De Wet geluidhinder beschermt de volgende objecten:

  • woningen;
  • andere geluidsgevoelige gebouwen;
  • geluidsgevoelige terreinen.

Deze bescherming geldt als het gebruik van deze objecten is toegestaan volgens het bestemmingsplan, de beheersverordening, omgevingsvergunning afwijken bestemmingsplan of beheersverordening. Op tijdelijk afwijken van het bestemmingsplan met een periode van maximaal 10 jaar is de Wet geluidhinder niet van toepassing.

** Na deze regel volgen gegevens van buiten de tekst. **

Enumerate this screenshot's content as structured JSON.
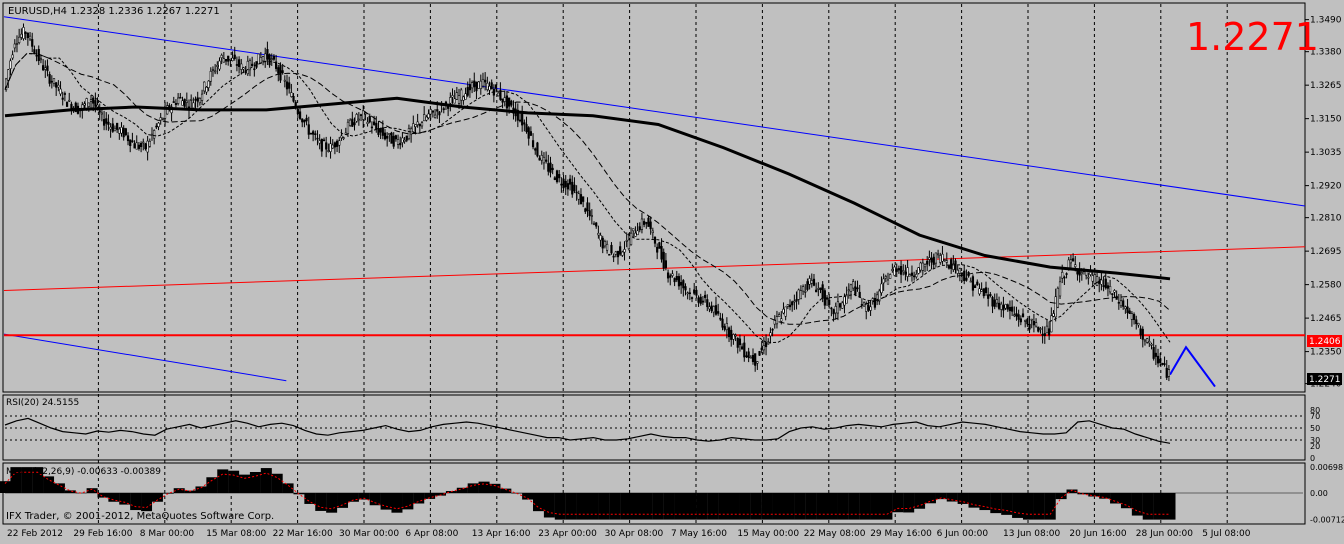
{
  "header": {
    "symbol_info": "EURUSD,H4  1.2328 1.2336 1.2267 1.2271"
  },
  "price_display": "1.2271",
  "footer": {
    "copyright": "IFX Trader, © 2001-2012, MetaQuotes Software Corp."
  },
  "colors": {
    "background": "#c0c0c0",
    "candles": "#000000",
    "trendline_blue": "#0000ff",
    "trendline_red": "#ff0000",
    "support_line": "#ff0000",
    "price_marker": "#ff0000",
    "projection": "#0000ff"
  },
  "chart_data": [
    {
      "type": "candlestick",
      "title": "EURUSD,H4",
      "ohlc_last": {
        "open": 1.2328,
        "high": 1.2336,
        "low": 1.2267,
        "close": 1.2271
      },
      "ylim": [
        1.2225,
        1.353
      ],
      "y_ticks": [
        "1.3490",
        "1.3380",
        "1.3265",
        "1.3150",
        "1.3035",
        "1.2920",
        "1.2810",
        "1.2695",
        "1.2580",
        "1.2465",
        "1.2350",
        "1.2240"
      ],
      "x_ticks": [
        "22 Feb 2012",
        "29 Feb 16:00",
        "8 Mar 00:00",
        "15 Mar 08:00",
        "22 Mar 16:00",
        "30 Mar 00:00",
        "6 Apr 08:00",
        "13 Apr 16:00",
        "23 Apr 00:00",
        "30 Apr 08:00",
        "7 May 16:00",
        "15 May 00:00",
        "22 May 08:00",
        "29 May 16:00",
        "6 Jun 00:00",
        "13 Jun 08:00",
        "20 Jun 16:00",
        "28 Jun 00:00",
        "5 Jul 08:00"
      ],
      "support_level": 1.2406,
      "support_label": "1.2406",
      "last_price_label": "1.2271",
      "close_path": [
        [
          0,
          1.325
        ],
        [
          1,
          1.342
        ],
        [
          2,
          1.345
        ],
        [
          3,
          1.337
        ],
        [
          4,
          1.33
        ],
        [
          5,
          1.325
        ],
        [
          6,
          1.32
        ],
        [
          7,
          1.318
        ],
        [
          8,
          1.322
        ],
        [
          9,
          1.315
        ],
        [
          10,
          1.312
        ],
        [
          11,
          1.31
        ],
        [
          12,
          1.306
        ],
        [
          13,
          1.305
        ],
        [
          14,
          1.312
        ],
        [
          15,
          1.318
        ],
        [
          16,
          1.322
        ],
        [
          17,
          1.32
        ],
        [
          18,
          1.323
        ],
        [
          19,
          1.33
        ],
        [
          20,
          1.336
        ],
        [
          21,
          1.335
        ],
        [
          22,
          1.332
        ],
        [
          23,
          1.334
        ],
        [
          24,
          1.337
        ],
        [
          25,
          1.333
        ],
        [
          26,
          1.326
        ],
        [
          27,
          1.318
        ],
        [
          28,
          1.311
        ],
        [
          29,
          1.306
        ],
        [
          30,
          1.305
        ],
        [
          31,
          1.309
        ],
        [
          32,
          1.314
        ],
        [
          33,
          1.316
        ],
        [
          34,
          1.312
        ],
        [
          35,
          1.309
        ],
        [
          36,
          1.307
        ],
        [
          37,
          1.309
        ],
        [
          38,
          1.313
        ],
        [
          39,
          1.316
        ],
        [
          40,
          1.318
        ],
        [
          41,
          1.321
        ],
        [
          42,
          1.323
        ],
        [
          43,
          1.326
        ],
        [
          44,
          1.327
        ],
        [
          45,
          1.325
        ],
        [
          46,
          1.321
        ],
        [
          47,
          1.317
        ],
        [
          48,
          1.312
        ],
        [
          49,
          1.303
        ],
        [
          50,
          1.298
        ],
        [
          51,
          1.294
        ],
        [
          52,
          1.292
        ],
        [
          53,
          1.287
        ],
        [
          54,
          1.28
        ],
        [
          55,
          1.272
        ],
        [
          56,
          1.268
        ],
        [
          57,
          1.271
        ],
        [
          58,
          1.277
        ],
        [
          59,
          1.28
        ],
        [
          60,
          1.271
        ],
        [
          61,
          1.262
        ],
        [
          62,
          1.259
        ],
        [
          63,
          1.255
        ],
        [
          64,
          1.253
        ],
        [
          65,
          1.25
        ],
        [
          66,
          1.245
        ],
        [
          67,
          1.24
        ],
        [
          68,
          1.235
        ],
        [
          69,
          1.232
        ],
        [
          70,
          1.238
        ],
        [
          71,
          1.246
        ],
        [
          72,
          1.25
        ],
        [
          73,
          1.255
        ],
        [
          74,
          1.259
        ],
        [
          75,
          1.256
        ],
        [
          76,
          1.248
        ],
        [
          77,
          1.252
        ],
        [
          78,
          1.258
        ],
        [
          79,
          1.25
        ],
        [
          80,
          1.252
        ],
        [
          81,
          1.26
        ],
        [
          82,
          1.264
        ],
        [
          83,
          1.262
        ],
        [
          84,
          1.263
        ],
        [
          85,
          1.266
        ],
        [
          86,
          1.268
        ],
        [
          87,
          1.265
        ],
        [
          88,
          1.262
        ],
        [
          89,
          1.258
        ],
        [
          90,
          1.255
        ],
        [
          91,
          1.252
        ],
        [
          92,
          1.25
        ],
        [
          93,
          1.247
        ],
        [
          94,
          1.245
        ],
        [
          95,
          1.243
        ],
        [
          96,
          1.242
        ],
        [
          97,
          1.259
        ],
        [
          98,
          1.266
        ],
        [
          99,
          1.262
        ],
        [
          100,
          1.26
        ],
        [
          101,
          1.258
        ],
        [
          102,
          1.254
        ],
        [
          103,
          1.25
        ],
        [
          104,
          1.244
        ],
        [
          105,
          1.238
        ],
        [
          106,
          1.232
        ],
        [
          107,
          1.2271
        ]
      ],
      "moving_average_slow": [
        [
          0,
          1.316
        ],
        [
          6,
          1.318
        ],
        [
          12,
          1.319
        ],
        [
          18,
          1.318
        ],
        [
          24,
          1.318
        ],
        [
          30,
          1.32
        ],
        [
          36,
          1.322
        ],
        [
          42,
          1.319
        ],
        [
          48,
          1.317
        ],
        [
          54,
          1.316
        ],
        [
          60,
          1.313
        ],
        [
          66,
          1.305
        ],
        [
          72,
          1.296
        ],
        [
          78,
          1.286
        ],
        [
          84,
          1.275
        ],
        [
          90,
          1.268
        ],
        [
          96,
          1.264
        ],
        [
          102,
          1.262
        ],
        [
          107,
          1.26
        ]
      ],
      "trendlines": [
        {
          "color": "blue",
          "from": [
            0,
            1.35
          ],
          "to": [
            107,
            1.285
          ]
        },
        {
          "color": "blue",
          "from": [
            0,
            1.241
          ],
          "to": [
            24,
            1.225
          ]
        },
        {
          "color": "red",
          "from": [
            0,
            1.256
          ],
          "to": [
            107,
            1.271
          ]
        }
      ],
      "projection": [
        [
          1.2271
        ],
        [
          1.2365
        ],
        [
          1.223
        ]
      ]
    },
    {
      "type": "line",
      "title": "RSI(20) 24.5155",
      "y_ticks": [
        "80",
        "70",
        "50",
        "30",
        "20",
        "0"
      ],
      "ylim": [
        0,
        100
      ],
      "series": [
        {
          "values": [
            55,
            62,
            66,
            58,
            50,
            44,
            42,
            40,
            45,
            43,
            46,
            44,
            40,
            38,
            48,
            52,
            56,
            50,
            54,
            58,
            62,
            58,
            52,
            56,
            58,
            54,
            46,
            40,
            38,
            42,
            44,
            46,
            50,
            54,
            48,
            44,
            46,
            52,
            56,
            58,
            60,
            58,
            54,
            50,
            46,
            42,
            38,
            34,
            34,
            30,
            32,
            34,
            30,
            30,
            32,
            36,
            40,
            36,
            34,
            34,
            30,
            28,
            30,
            34,
            32,
            30,
            30,
            32,
            44,
            50,
            52,
            48,
            50,
            54,
            56,
            54,
            52,
            56,
            58,
            60,
            54,
            52,
            56,
            60,
            58,
            56,
            52,
            48,
            44,
            42,
            40,
            40,
            42,
            60,
            62,
            56,
            50,
            48,
            40,
            34,
            28,
            24.5
          ]
        }
      ]
    },
    {
      "type": "bar",
      "title": "MACD(12,26,9) -0.00633 -0.00389",
      "y_ticks": [
        "0.00698",
        "0.00",
        "-0.00712"
      ],
      "ylim": [
        -0.00712,
        0.00698
      ]
    }
  ]
}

Onder "woning" wordt verstaan (artikel 1 Wet geluidhinder): gebouw of gedeelte van een gebouw waar bewoning is toegestaan op grond van de geldende planologische status (bestemmingsplan, de beheersverordening, omgevingsvergunning afwijken bestemmingsplan of beheersverordening). De Wet geluidhinder kent het begrip bedrijfswoning niet. Een bedrijfswoning is gewoon een woning, waarvoor het mogelijk is een hogere waarde (als nodig) te verlenen. Dit geldt natuurlijk alleen voor bedrijfswoningen die zijn gelegen in een geluidzone. Hotels, recreatiewoningen en kantoren zijn niet geluidgevoelig in het kader van de Wet geluidhinder.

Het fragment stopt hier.